For almost a year, the school board has been reevaluating its abstinence-only curriculum in light of increasing proportions of teens with sexually transmitted diseases and a persistently high rate of teen pregnancies (Flagler’s rate is lower than Florida’s, but still triple that of most western nations). The board is considering going to an abstinence-plus curriculum. Abstinence would still be emphasized primarily. But students would also be taught healthy approaches to sex and contraception. Abstinence-plus recognizes that some students are having sex and aren’t being dissuaded from having sex by abstinence messages. But most students have no ready access to information about sex, safe sex or contraception. The school curriculum would be adjusted to provide for that.
The school board hasn’t changed its policy. Nor is it interested in changing the policy without involving as broad a swath of the community as possible. Katrina Townsend, the school district’s director of students services, has spent the last several months conducting seminars and smaller-scale forums, then the survey, to give the board as much information as possible about local public attitudes and expectations. The forum on Thursday was the largest public meeting yet on the matter. But as in previous initiatives, the response was far less numerous than Townsend expected, or that the board would have liked. And the 1900 or so people in the audience were, as one person who spoke put it, already converted to one point of view or another: they represented involved parents, students and community members, rather than those parents whose lack of involvement in their children’s lives is making a reevaluation of the sex-ed policy so necessary.
The meeting was chaired by School Board member Andy Dance, who was flanked by board members John Fischer and Colleen Conklin, and Superintendent Janet Valentine. They spoke only briefly, at the end of two and a half hours of comments from almost half the audience. The 40 people who spoke represented all ages, persuasions, and likely sexual orientations and proclivities, from the sexually active to proud virgins—including an adult who teaches Project SOS, an abstinence program, and who declared herself happily abstinent for four years, the way ex-alcoholics declare themselves sober for so many years.

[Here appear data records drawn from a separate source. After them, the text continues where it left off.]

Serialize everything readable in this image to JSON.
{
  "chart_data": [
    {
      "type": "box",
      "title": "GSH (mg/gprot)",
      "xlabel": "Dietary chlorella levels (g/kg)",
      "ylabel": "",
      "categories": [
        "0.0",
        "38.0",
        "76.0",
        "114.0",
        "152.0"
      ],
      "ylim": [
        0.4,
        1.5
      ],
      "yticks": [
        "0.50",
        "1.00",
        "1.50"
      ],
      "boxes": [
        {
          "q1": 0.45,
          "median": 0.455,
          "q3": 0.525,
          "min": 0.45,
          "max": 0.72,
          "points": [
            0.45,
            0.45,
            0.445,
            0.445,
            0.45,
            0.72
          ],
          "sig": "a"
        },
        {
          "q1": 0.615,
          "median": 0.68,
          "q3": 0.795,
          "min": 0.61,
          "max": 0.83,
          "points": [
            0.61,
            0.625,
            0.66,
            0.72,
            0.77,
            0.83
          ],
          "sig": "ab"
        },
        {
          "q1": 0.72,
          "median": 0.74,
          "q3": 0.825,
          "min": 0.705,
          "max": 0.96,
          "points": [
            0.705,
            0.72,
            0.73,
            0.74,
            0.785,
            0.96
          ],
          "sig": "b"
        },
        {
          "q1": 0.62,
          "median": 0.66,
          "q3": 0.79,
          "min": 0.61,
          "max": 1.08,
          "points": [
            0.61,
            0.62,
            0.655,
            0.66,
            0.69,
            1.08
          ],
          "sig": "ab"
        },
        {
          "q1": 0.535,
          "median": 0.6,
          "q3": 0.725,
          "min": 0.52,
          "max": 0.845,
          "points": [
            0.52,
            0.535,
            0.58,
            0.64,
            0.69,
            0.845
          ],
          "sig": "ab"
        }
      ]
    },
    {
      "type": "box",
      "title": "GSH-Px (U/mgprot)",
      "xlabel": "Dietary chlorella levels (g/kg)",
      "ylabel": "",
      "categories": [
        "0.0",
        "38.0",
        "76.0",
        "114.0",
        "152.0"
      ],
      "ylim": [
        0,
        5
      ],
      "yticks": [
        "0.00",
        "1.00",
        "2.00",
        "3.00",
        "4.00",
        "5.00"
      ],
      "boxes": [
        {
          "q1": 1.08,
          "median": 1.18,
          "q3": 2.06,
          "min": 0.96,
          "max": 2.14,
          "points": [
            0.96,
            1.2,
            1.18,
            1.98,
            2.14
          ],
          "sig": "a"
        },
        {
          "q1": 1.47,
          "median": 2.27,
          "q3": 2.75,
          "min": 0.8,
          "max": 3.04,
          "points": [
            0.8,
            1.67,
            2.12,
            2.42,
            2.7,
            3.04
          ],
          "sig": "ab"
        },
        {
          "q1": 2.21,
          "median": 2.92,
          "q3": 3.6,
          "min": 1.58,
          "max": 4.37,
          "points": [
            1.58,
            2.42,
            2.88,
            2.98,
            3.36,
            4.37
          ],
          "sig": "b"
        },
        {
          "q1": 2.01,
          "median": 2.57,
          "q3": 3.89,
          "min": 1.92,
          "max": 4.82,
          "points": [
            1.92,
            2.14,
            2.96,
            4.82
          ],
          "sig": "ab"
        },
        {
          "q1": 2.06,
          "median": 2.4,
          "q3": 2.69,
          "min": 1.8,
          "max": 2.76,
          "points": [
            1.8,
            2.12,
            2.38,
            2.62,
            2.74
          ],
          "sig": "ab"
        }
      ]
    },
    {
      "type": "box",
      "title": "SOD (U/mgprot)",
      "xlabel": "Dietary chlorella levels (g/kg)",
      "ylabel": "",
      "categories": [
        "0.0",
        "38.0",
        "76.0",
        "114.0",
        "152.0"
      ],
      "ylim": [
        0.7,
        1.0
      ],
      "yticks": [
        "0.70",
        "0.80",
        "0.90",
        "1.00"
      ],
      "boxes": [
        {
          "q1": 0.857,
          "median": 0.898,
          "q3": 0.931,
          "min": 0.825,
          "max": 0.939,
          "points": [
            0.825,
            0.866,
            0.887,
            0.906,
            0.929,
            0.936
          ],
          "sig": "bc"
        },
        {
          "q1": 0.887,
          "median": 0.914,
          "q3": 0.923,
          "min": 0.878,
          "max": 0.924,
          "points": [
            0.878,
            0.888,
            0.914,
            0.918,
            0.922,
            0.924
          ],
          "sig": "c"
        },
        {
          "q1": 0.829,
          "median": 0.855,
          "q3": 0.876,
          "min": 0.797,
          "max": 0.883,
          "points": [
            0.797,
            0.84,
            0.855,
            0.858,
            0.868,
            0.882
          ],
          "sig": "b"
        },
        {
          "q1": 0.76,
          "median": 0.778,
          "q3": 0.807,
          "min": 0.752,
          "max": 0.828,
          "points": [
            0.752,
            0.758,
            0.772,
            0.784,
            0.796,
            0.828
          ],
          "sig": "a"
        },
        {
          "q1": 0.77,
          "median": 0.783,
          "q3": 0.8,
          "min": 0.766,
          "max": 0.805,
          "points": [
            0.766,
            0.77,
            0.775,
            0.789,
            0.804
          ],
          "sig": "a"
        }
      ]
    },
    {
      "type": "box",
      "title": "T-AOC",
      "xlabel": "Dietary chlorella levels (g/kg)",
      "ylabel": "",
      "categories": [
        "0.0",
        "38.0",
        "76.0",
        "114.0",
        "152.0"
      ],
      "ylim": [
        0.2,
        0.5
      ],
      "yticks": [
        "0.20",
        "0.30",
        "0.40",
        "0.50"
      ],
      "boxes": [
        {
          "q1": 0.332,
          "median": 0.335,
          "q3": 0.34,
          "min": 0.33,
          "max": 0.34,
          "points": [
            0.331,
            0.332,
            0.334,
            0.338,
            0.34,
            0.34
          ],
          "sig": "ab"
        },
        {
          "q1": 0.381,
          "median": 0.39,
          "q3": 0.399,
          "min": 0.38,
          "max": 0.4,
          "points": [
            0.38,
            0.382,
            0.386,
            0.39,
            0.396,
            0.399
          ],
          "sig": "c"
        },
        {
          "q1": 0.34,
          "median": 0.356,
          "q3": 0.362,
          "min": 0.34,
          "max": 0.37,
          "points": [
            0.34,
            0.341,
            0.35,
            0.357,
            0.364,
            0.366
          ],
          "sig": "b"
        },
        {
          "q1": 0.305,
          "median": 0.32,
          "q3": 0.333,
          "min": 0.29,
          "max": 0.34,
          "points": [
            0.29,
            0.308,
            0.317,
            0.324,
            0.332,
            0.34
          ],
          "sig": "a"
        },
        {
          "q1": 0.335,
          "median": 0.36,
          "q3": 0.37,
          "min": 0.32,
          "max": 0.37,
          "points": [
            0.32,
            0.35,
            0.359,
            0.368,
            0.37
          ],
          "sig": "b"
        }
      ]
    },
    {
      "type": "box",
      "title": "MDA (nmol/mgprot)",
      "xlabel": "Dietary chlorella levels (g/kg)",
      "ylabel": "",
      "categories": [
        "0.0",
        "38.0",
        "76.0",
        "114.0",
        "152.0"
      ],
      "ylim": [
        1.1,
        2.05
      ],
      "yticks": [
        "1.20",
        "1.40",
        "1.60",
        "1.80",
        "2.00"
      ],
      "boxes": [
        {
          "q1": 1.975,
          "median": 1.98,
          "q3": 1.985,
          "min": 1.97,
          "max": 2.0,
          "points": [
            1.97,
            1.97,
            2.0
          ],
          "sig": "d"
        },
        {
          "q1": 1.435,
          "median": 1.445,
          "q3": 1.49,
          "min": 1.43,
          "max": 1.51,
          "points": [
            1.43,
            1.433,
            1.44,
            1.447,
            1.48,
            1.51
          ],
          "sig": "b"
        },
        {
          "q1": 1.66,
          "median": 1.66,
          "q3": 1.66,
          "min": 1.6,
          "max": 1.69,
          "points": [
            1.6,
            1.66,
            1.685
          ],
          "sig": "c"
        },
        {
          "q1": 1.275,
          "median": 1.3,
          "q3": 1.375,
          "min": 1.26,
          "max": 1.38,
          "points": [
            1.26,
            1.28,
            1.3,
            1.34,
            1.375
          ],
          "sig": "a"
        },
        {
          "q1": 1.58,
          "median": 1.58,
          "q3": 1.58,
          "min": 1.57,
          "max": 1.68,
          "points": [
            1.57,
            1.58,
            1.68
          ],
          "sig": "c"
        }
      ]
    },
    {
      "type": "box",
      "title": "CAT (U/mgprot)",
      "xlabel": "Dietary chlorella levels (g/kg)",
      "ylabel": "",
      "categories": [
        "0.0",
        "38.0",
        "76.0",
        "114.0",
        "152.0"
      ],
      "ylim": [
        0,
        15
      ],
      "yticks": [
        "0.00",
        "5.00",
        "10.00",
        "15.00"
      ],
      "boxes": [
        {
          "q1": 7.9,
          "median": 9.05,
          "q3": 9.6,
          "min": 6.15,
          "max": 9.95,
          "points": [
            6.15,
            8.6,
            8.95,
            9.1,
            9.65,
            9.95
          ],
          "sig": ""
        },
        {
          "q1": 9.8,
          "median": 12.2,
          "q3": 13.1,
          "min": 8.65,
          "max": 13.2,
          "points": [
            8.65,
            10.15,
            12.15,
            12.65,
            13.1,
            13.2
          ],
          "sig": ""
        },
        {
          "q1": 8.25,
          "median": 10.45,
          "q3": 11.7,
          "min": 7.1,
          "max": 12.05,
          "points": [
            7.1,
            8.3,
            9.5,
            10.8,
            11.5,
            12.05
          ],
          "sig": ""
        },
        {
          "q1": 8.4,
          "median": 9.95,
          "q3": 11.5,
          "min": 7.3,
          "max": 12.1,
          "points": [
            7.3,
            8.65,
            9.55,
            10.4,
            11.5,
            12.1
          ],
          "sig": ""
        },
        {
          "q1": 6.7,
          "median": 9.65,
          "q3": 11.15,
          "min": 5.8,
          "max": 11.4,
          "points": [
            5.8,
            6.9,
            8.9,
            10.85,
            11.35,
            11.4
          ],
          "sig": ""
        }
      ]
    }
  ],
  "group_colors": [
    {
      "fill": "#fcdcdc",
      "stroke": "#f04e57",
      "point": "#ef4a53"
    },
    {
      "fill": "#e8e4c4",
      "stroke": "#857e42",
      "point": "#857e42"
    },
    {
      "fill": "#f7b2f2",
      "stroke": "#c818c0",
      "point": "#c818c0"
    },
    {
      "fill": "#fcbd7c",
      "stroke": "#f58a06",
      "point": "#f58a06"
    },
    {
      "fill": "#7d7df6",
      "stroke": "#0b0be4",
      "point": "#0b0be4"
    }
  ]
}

Fischer at the end sternly reprimanded the absent parents who hadn’t showed up, and who reflected an attitude of indifference toward children that made the school board’s rethinking of policies on sex-ed necessary. “This place should have been packed,” Fischer said as he derided parents who did not live up to their responsibility—either to be there for their children, or to speak about such matters as sex education and morals. And if it’s difficult or uncomfortable for those parents to speak about such matters, Fischer said, “get over it.”
The district’s advisory board will be preparing a set of recommendations before the school board takes up the issue later this year.